What are the various usage patterns for manually-marshaled interfaces?

Raymond Chen

COM organizes threads into apartments. All the thread in an apartment have access to the same objects, and if you want to grant access to another apartment, you have to do it by a mechanism known as marshaling.

The easiest way to marshal an object’s interface is to ask somebody else to manage it for you: The Ro­Get­Agile­Reference function creates a new object that represents an agile reference to the original object. In COM, the term agile means that it can be used in any apartment. You can then ask that agile reference to resolve a reference to the original interface, and it will give you an object which you can use from the apartment doing the resolving.
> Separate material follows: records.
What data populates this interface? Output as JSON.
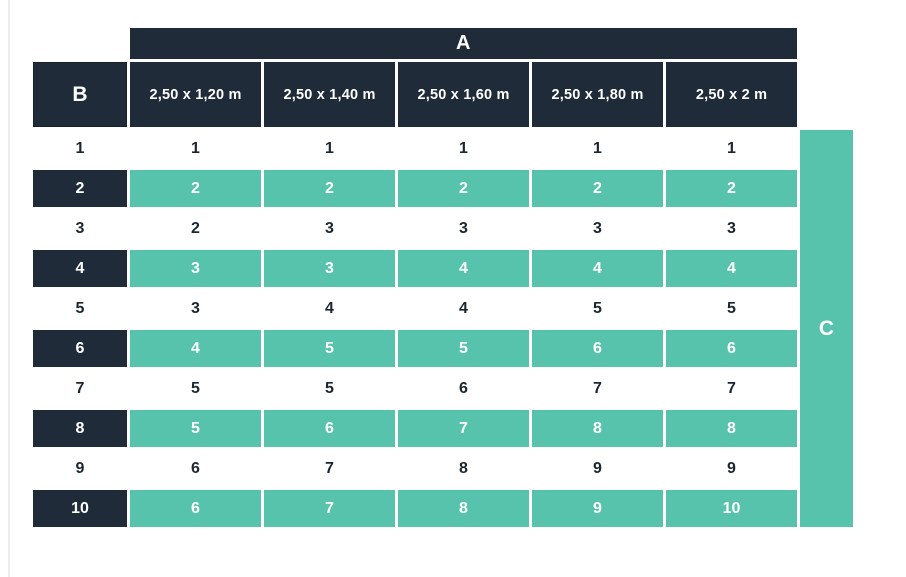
{
  "colors": {
    "navy": "#1f2b39",
    "teal": "#57c3ad",
    "text_dark": "#1c2630",
    "edge_line": "#ececec",
    "background": "#ffffff"
  },
  "table": {
    "group_header": "A",
    "corner_label": "B",
    "side_label": "C",
    "columns": [
      "2,50 x 1,20 m",
      "2,50 x 1,40 m",
      "2,50 x 1,60 m",
      "2,50 x 1,80 m",
      "2,50 x 2 m"
    ],
    "rows": [
      {
        "label": "1",
        "values": [
          "1",
          "1",
          "1",
          "1",
          "1"
        ],
        "highlight": false
      },
      {
        "label": "2",
        "values": [
          "2",
          "2",
          "2",
          "2",
          "2"
        ],
        "highlight": true
      },
      {
        "label": "3",
        "values": [
          "2",
          "3",
          "3",
          "3",
          "3"
        ],
        "highlight": false
      },
      {
        "label": "4",
        "values": [
          "3",
          "3",
          "4",
          "4",
          "4"
        ],
        "highlight": true
      },
      {
        "label": "5",
        "values": [
          "3",
          "4",
          "4",
          "5",
          "5"
        ],
        "highlight": false
      },
      {
        "label": "6",
        "values": [
          "4",
          "5",
          "5",
          "6",
          "6"
        ],
        "highlight": true
      },
      {
        "label": "7",
        "values": [
          "5",
          "5",
          "6",
          "7",
          "7"
        ],
        "highlight": false
      },
      {
        "label": "8",
        "values": [
          "5",
          "6",
          "7",
          "8",
          "8"
        ],
        "highlight": true
      },
      {
        "label": "9",
        "values": [
          "6",
          "7",
          "8",
          "9",
          "9"
        ],
        "highlight": false
      },
      {
        "label": "10",
        "values": [
          "6",
          "7",
          "8",
          "9",
          "10"
        ],
        "highlight": true
      }
    ]
  },
  "chart_data": {
    "type": "table",
    "title": "",
    "column_group_label": "A",
    "row_group_label": "B",
    "side_band_label": "C",
    "columns": [
      "2,50 x 1,20 m",
      "2,50 x 1,40 m",
      "2,50 x 1,60 m",
      "2,50 x 1,80 m",
      "2,50 x 2 m"
    ],
    "rows": [
      {
        "B": 1,
        "values": [
          1,
          1,
          1,
          1,
          1
        ]
      },
      {
        "B": 2,
        "values": [
          2,
          2,
          2,
          2,
          2
        ]
      },
      {
        "B": 3,
        "values": [
          2,
          3,
          3,
          3,
          3
        ]
      },
      {
        "B": 4,
        "values": [
          3,
          3,
          4,
          4,
          4
        ]
      },
      {
        "B": 5,
        "values": [
          3,
          4,
          4,
          5,
          5
        ]
      },
      {
        "B": 6,
        "values": [
          4,
          5,
          5,
          6,
          6
        ]
      },
      {
        "B": 7,
        "values": [
          5,
          5,
          6,
          7,
          7
        ]
      },
      {
        "B": 8,
        "values": [
          5,
          6,
          7,
          8,
          8
        ]
      },
      {
        "B": 9,
        "values": [
          6,
          7,
          8,
          9,
          9
        ]
      },
      {
        "B": 10,
        "values": [
          6,
          7,
          8,
          9,
          10
        ]
      }
    ],
    "layout_hints": {
      "striped_rows": "even rows teal with white text, odd rows white with dark text",
      "header_color": "#1f2b39",
      "stripe_color": "#57c3ad"
    }
  }
}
Bonus reading: When should I use delayed-marshaling when creating an agile reference?

A lower-level method is to use Co­Marshal­Inter­Thread­Interface­In­Stream to take an object interface and save it into a byte stream. That stream is a magic cookie that can be used to recover the original interface from any apartment. And since it’s a stream of bytes, you have any number of ways of sharing those bytes with another thread: You could save them in a global variable, you could write them to a named pipe, or you could print them on a piece of paper, bury it in the ground, then come back and dig up the paper and OCR the digits. Whatever the mechanism, you can pass the bytes to Co­Unmarshal­Interface (or its own helper function Co­Get­Interface­And­Release­Stream) and it will produce an object that you can use.

But we’re going to look at what happens at an even lower level: The Co­Marshal­Interface function is the one that generates the stream. In addition to the obvious parameters (the stream to which to write the bytes, the interface being marshaled, and an interface pointer), there are two somewhat more mysterious parameters: The destination context and the marshal flags.
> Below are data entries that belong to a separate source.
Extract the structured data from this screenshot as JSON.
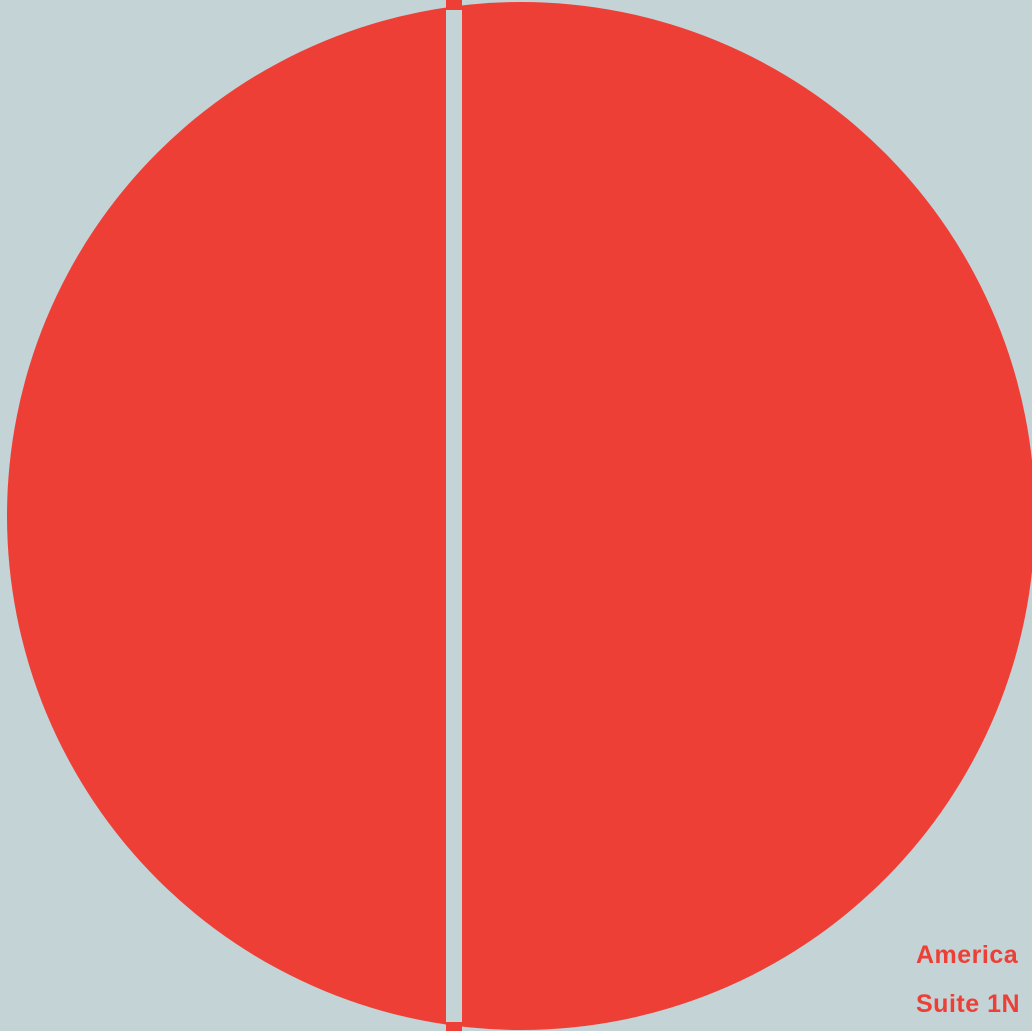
{
  "colors": {
    "background": "#c3d3d6",
    "circle_fill": "#ee3f37",
    "divider": "#c3d3d6",
    "caption_text": "#ee3f37"
  },
  "artwork": {
    "shape": "circle-icon",
    "divider": "vertical-line-icon"
  },
  "caption": {
    "line1": "America",
    "line2": "Suite 1N"
  }
}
The destination context describes where you intend to unmarshal the object. Here are the destination contexts in order of distance from the source:

Flag Meaning Group
MSHCTX_CROSSCTX Another context in the same apartment. Same-process
MSHCTX_INPROC Another apartment in the same process.
MSHCTX_LOCAL Another process on the same computer
which can share memory with the source.
Same-machine
MSHCTX_NOSHAREDMEM Another process on the same computer
which cannot share memory with the source.
MSHCTX_DIFFERENT­MACHINE Another computer. Cross-machine

Marshaling across integrity levels would be a case where the source and destination processes cannot share memory.

Although there are five different marshaling contexts, most marshaling code cares only about which group they belong to: The same-process group (CROSSCTX and INPROC) the same-machine group (LOCAL and NOSHAREDMEM) and the cross-machine group (DIFFERENT­MACHINE).

Meanwhile, the marshal flags describe how you intend to unmarshal the object.

Flag Number of times to unmarshal Strong or weak reference
MSHLFLAGS_NORMAL Exactly once. Strong
MSHLFLAGS_TABLESTRONG Any number of times (possibly zero). Strong
MSHLFLAGS_TABLEWEAK Any number of times (possibly zero). Weak

The first case is called “normal” because it is the most common case of marshaling: You have a single reference that you want to transfer to another apartment. We’ll see that knowing in advance that this is how you intend to marshal the object interface allows for some optimizations.

The last two cases are for where the object can be unmarshaled any number of times (possibly zero). They differ in whether the stream itself keeps the object alive.

The marshal flags control the usage pattern for managing the stream.

If you choose either of the “table” (reusable) marshaling flags, the sequence is

  • Call Co­Marshal­Interface to write the bytes to the stream.
  • Call Co­Unmarshal­Interface to produce an object from the stream. Repeat this as many times as you like, or skip it entirely.
  • Call Co­Release­Marshal­Data to signal that you are not going to be unmarshaling from the stream any more.

The difference between the two “table” versions is whether the stream itself keeps the object alive. If you choose a weak reference, then it is your responsibility not to call Co­Unmarshal­Interface once the object has been destroyed. (Typically, you accomplish this by ensuring that the stream’s lifetime is encompassed by the object’s lifetime.)

If you choose “normal” (one-time) marshaling, the sequence is

  • Call Co­Marshal­Interface to write the bytes to the stream.
  • Either
    • Call Co­Unmarshal­Interface to produce an object from the stream, or
    • Call Co­Release­Marshal­Data to abandon the operation.

In the case of “normal” marshaling, once you call Co­Unmarshal­Interface or Co­Release­Marshal­Data, the stream can no longer be used further. Conceptually, you can imagine that calling Co­Unmarshal­Interface “normal” marshaling is like “table strong” marshaling, with the added feature that the Co­Unmarshal­Interface implicitly performs a Co­Release­Marshal­Data when it’s done.